The Mohegan tribe, based in Uncasville, next to the Thames River in southeast Connecticut, became wealthy with the success of the Mohegan Sun, which opened in 1996 as a large hall filled with slot machines.

Backing the tribe, which numbered less than 1,000 members, was a local hotelier, Len Wolman, and an international casino mogul, Sol Kerzner. Wolman and Kerzner are now partnered with the Mashpee Wampanoag in its Middleborough plan. They have said that Mohegan Sun is their model for Massachusetts.

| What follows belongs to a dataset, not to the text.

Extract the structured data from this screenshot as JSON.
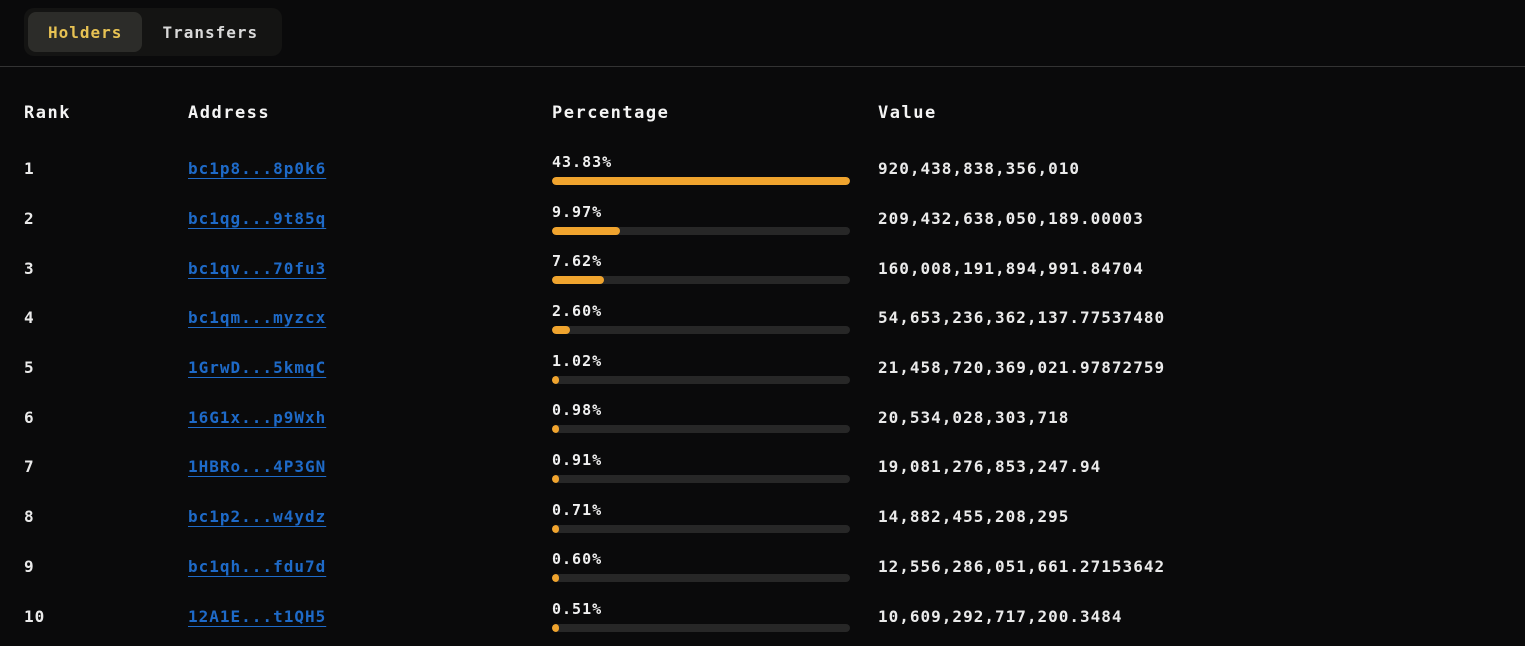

Some doubted whether a new casino could compete with the established Foxwoods, opened by the Mashantucket Pequot tribe in 1992. But Mohegan Sun became successful so quickly that by 2002 Kerzner and Wolman had doubled the size of the casino and added a 34-floor hotel, shops, restaurants, and an arena.

The tribe and the Kerzner-Wolman team eventually parted ways, but not before Kerzner and Wolman took a combined $1 billion payday for their efforts. Both went on the hunt for new deals.

John Lizak, a large property owner in Palmer, said yesterday that he sold the property at the heart of the Mohegan deal to Northeast Realty for about $3 million. "It's for the casino, and right now it looks good that it will happen," he said.

Correspondent Marc Robins contributed to this report.